Véronique Sanson chante ses nouvelles chansons et ses vieux tubes à l'Olympia

Par @Culturebox
Mis à jour le 16/12/2017 à 12H47, publié le 15/12/2017 à 15H08
Véronique Sanson en concert Salle Pleyel le 30 novembre 2017

Véronique Sanson en concert Salle Pleyel le 30 novembre 2017

© Jacques Demarthon / AFP

Véronique Sanson est à l'Olympia, sa salle fétiche, pour une série de concerts à guichets fermés (jusqu'au 23 décembre) où elle chante son dernier album studio, "Dignes, dingues, donc…", sorti le 4 novembre 2016.

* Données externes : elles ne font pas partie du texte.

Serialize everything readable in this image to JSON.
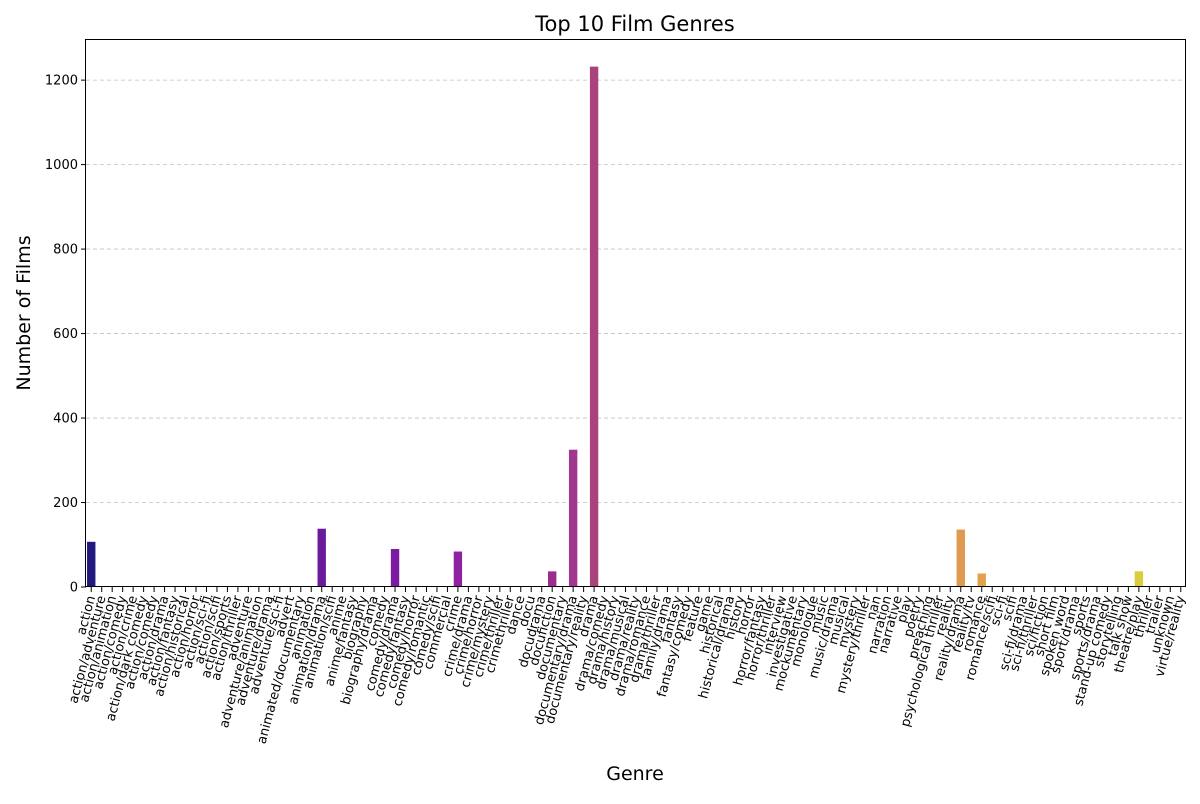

A 68 ans, Véronique Sanson aborde ce nouveau show inauguré le mois dernier salle Pleyel avec une énergie communicative et une voix intacte, faisant la part belle à ses quatorze musiciens et choristes, dont un quatuor à cordes dirigé par la violoniste Anne Gravoin, formant tous un joyeux big band.
 
Elle offre sa première partie à son fils, Christopher Stills, né de son union avec Stephen Stills.
 
Égrenant anciens et nouveaux titres, la chanteuse, l'une des vedettes du prochains Printemps de Bourges et des prochaines Francofolies de La Rochelle, revient revigorée sur la scène de l'Olympia, convoquant le groove, la pop, le blues et même le jazz manouche pour célébrer l'amour et le passé mais aussi évoquer l'alcool et la mort.
Véronique Sanson : "Et je l'appelle encore" (clip)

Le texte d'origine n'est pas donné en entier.